Key Concepts and Formulas

• Logarithm Properties: The difference of logarithms can be expressed as the logarithm of a quotient: $\log a - \log b = \log \left(\frac{a}{b}\right)$.
• Limit Definition (Implicitly used for L'Hopital's Rule): A limit of a function $f(x)/g(x)$ as $x$ approaches $c$ can be evaluated using L'Hopital's Rule if it results in an indeterminate form (like 0/0 or $\infty/\infty$).
• L'Hopital's Rule: If $\mathop {\lim }\limits_{x \to c} f(x) = 0$ and $\mathop {\lim }\limits_{x \to c} g(x) = 0$, then $\mathop {\lim }\limits_{x \to c} \frac{f(x)}{g(x)} = \mathop {\lim }\limits_{x \to c} \frac{f'(x)}{g'(x)}$, provided the latter limit exists.
• Derivative of Logarithm: The derivative of $\log(u)$ with respect to $x$ is $\frac{1}{u} \frac{du}{dx}$.

Step-by-Step Solution

We are asked to find the value of the limit: $k = \mathop {\lim }\limits_{x \to 0} {{\log \left( {3 + x} \right) - \log \left( {3 - x} \right)} \over x}$

Step 1: Check for Indeterminate Form First, let's evaluate the numerator and the denominator as $x$ approaches 0. Numerator: $\log(3+0) - \log(3-0) = \log(3) - \log(3) = 0$. Denominator: $x \to 0$. Since we have the indeterminate form $\frac{0}{0}$, we can apply L'Hopital's Rule.

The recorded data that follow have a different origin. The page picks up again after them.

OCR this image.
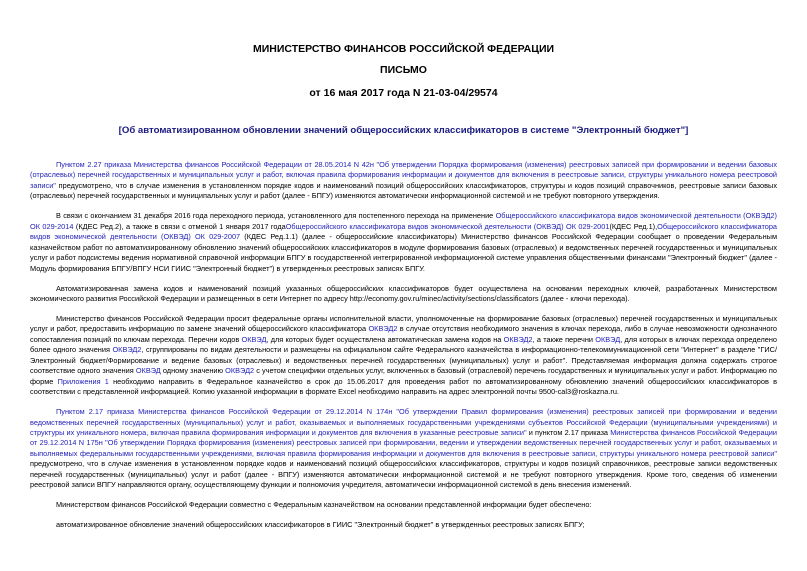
МИНИСТЕРСТВО ФИНАНСОВ РОССИЙСКОЙ ФЕДЕРАЦИИ
ПИСЬМО
от 16 мая 2017 года N 21-03-04/29574
[Об автоматизированном обновлении значений общероссийских классификаторов в системе "Электронный бюджет"]

Пунктом 2.27 приказа Министерства финансов Российской Федерации от 28.05.2014 N 42н "Об утверждении Порядка формирования (изменения) реестровых записей при формировании и ведении базовых (отраслевых) перечней государственных и муниципальных услуг и работ, включая правила формирования информации и документов для включения в реестровые записи, структуры уникального номера реестровой записи" предусмотрено, что в случае изменения в установленном порядке кодов и наименований позиций общероссийских классификаторов, структуры и кодов позиций справочников, реестровые записи базовых (отраслевых) перечней государственных и муниципальных услуг и работ (далее - БПГУ) изменяются автоматически информационной системой и не требуют повторного утверждения.

В связи с окончанием 31 декабря 2016 года переходного периода, установленного для постепенного перехода на применение Общероссийского классификатора видов экономической деятельности (ОКВЭД2) ОК 029-2014 (КДЕС Ред.2), а также в связи с отменой 1 января 2017 годаОбщероссийского классификатора видов экономической деятельности (ОКВЭД) ОК 029-2001(КДЕС Ред.1),Общероссийского классификатора видов экономической деятельности (ОКВЭД) ОК 029-2007 (КДЕС Ред.1.1) (далее - общероссийские классификаторы) Министерство финансов Российской Федерации сообщает о проведении Федеральным казначейством работ по автоматизированному обновлению значений общероссийских классификаторов в модуле формирования базовых (отраслевых) и ведомственных перечней государственных и муниципальных услуг и работ подсистемы ведения нормативной справочной информации БПГУ в государственной интегрированной информационной системе управления общественными финансами "Электронный бюджет" (далее - Модуль формирования БПГУ/ВПГУ НСИ ГИИС "Электронный бюджет") в утвержденных реестровых записях БПГУ.

Автоматизированная замена кодов и наименований позиций указанных общероссийских классификаторов будет осуществлена на основании переходных ключей, разработанных Министерством экономического развития Российской Федерации и размещенных в сети Интернет по адресу http://economy.gov.ru/minec/activity/sections/classificators (далее - ключи перехода).

Министерство финансов Российской Федерации просит федеральные органы исполнительной власти, уполномоченные на формирование базовых (отраслевых) перечней государственных и муниципальных услуг и работ, предоставить информацию по замене значений общероссийского классификатора ОКВЭД2 в случае отсутствия необходимого значения в ключах перехода, либо в случае невозможности однозначного сопоставления позиций по ключам перехода. Перечни кодов ОКВЭД, для которых будет осуществлена автоматическая замена кодов на ОКВЭД2, а также перечни ОКВЭД, для которых в ключах перехода определено более одного значения ОКВЭД2, сгруппированы по видам деятельности и размещены на официальном сайте Федерального казначейства в информационно-телекоммуникационной сети "Интернет" в разделе "ГИС/Электронный бюджет/Формирование и ведение базовых (отраслевых) и ведомственных перечней государственных (муниципальных) услуг и работ". Представляемая информация должна содержать строгое соответствие одного значения ОКВЭД одному значению ОКВЭД2 с учетом специфики отдельных услуг, включенных в базовый (отраслевой) перечень государственных и муниципальных услуг и работ. Информацию по форме Приложения 1 необходимо направить в Федеральное казначейство в срок до 15.06.2017 для проведения работ по автоматизированному обновлению значений общероссийских классификаторов в соответствии с представленной информацией. Копию указанной информации в формате Excel необходимо направить на адрес электронной почты 9500-cal3@roskazna.ru.

Пунктом 2.17 приказа Министерства финансов Российской Федерации от 29.12.2014 N 174н "Об утверждении Правил формирования (изменения) реестровых записей при формировании и ведении ведомственных перечней государственных (муниципальных) услуг и работ, оказываемых и выполняемых государственными учреждениями субъектов Российской Федерации (муниципальными учреждениями) и структуры их уникального номера, включая правила формирования информации и документов для включения в указанные реестровые записи" и пунктом 2.17 приказа Министерства финансов Российской Федерации от 29.12.2014 N 175н "Об утверждении Порядка формирования (изменения) реестровых записей при формировании, ведении и утверждении ведомственных перечней государственных услуг и работ, оказываемых и выполняемых федеральными государственными учреждениями, включая правила формирования информации и документов для включения в реестровые записи, структуры уникального номера реестровой записи" предусмотрено, что в случае изменения в установленном порядке кодов и наименований позиций общероссийских классификаторов, структуры и кодов позиций справочников, реестровые записи ведомственных перечней государственных (муниципальных) услуг и работ (далее - ВПГУ) изменяются автоматически информационной системой и не требуют повторного утверждения. Кроме того, сведения об изменении реестровой записи ВПГУ направляются органу, осуществляющему функции и полномочия учредителя, автоматически информационной системой в день внесения изменений.

Министерством финансов Российской Федерации совместно с Федеральным казначейством на основании представленной информации будет обеспечено:

автоматизированное обновление значений общероссийских классификаторов в ГИИС "Электронный бюджет" в утвержденных реестровых записях БПГУ;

Step 2: Apply L'Hopital's Rule L'Hopital's Rule states that if $\mathop {\lim }\limits_{x \to c} \frac{f(x)}{g(x)}$ is of the form $\frac{0}{0}$ or $\frac{\infty}{\infty}$, then $\mathop {\lim }\limits_{x \to c} \frac{f(x)}{g(x)} = \mathop {\lim }\limits_{x \to c} \frac{f'(x)}{g'(x)}$. Here, $f(x) = \log(3+x) - \log(3-x)$ and $g(x) = x$. We need to find the derivatives of $f(x)$ and $g(x)$.

The derivative of $g(x) = x$ is $g'(x) = 1$.

To find the derivative of $f(x) = \log(3+x) - \log(3-x)$, we differentiate each term: The derivative of $\log(3+x)$ with respect to $x$ is $\frac{1}{3+x} \cdot \frac{d}{dx}(3+x) = \frac{1}{3+x} \cdot 1 = \frac{1}{3+x}$. The derivative of $\log(3-x)$ with respect to $x$ is $\frac{1}{3-x} \cdot \frac{d}{dx}(3-x) = \frac{1}{3-x} \cdot (-1) = -\frac{1}{3-x}$. So, $f'(x) = \frac{1}{3+x} - \left(-\frac{1}{3-x}\right) = \frac{1}{3+x} + \frac{1}{3-x}$.

Now, applying L'Hopital's Rule: $k = \mathop {\lim }\limits_{x \to 0} \frac{f'(x)}{g'(x)} = \mathop {\lim }\limits_{x \to 0} \frac{\frac{1}{3+x} + \frac{1}{3-x}}{1}$

Step 3: Evaluate the Limit of the Derivatives Now, substitute $x=0$ into the expression for the derivatives: $k = \frac{\frac{1}{3+0} + \frac{1}{3-0}}{1}$ $k = \frac{\frac{1}{3} + \frac{1}{3}}{1}$ $k = \frac{2}{3}$

Common Mistakes & Tips

• Incorrectly applying L'Hopital's Rule: Ensure the limit is indeed in an indeterminate form ($\frac{0}{0}$ or $\frac{\infty}{\infty}$) before applying the rule. Incorrectly applying it will lead to a wrong answer.
• Errors in Differentiation: Carefully differentiate logarithmic functions and use the chain rule correctly, especially when the argument of the logarithm is not simply $x$. Pay close attention to signs, like the derivative of $(3-x)$.
• Algebraic Simplification Errors: After applying L'Hopital's rule, simplify the resulting expression correctly before substituting the limit value.

Summary

The problem requires evaluating a limit that results in an indeterminate form. L'Hopital's Rule is the most direct method. We first verified that the limit is of the form $\frac{0}{0}$ by direct substitution. Then, we applied L'Hopital's Rule by differentiating the numerator and the denominator separately. The derivative of the numerator was found to be $\frac{1}{3+x} + \frac{1}{3-x}$, and the derivative of the denominator was 1. Evaluating the limit of this ratio as $x$ approaches 0 yielded the value $\frac{2}{3}$.

The final answer is $\boxed{\frac{2}{3}}$.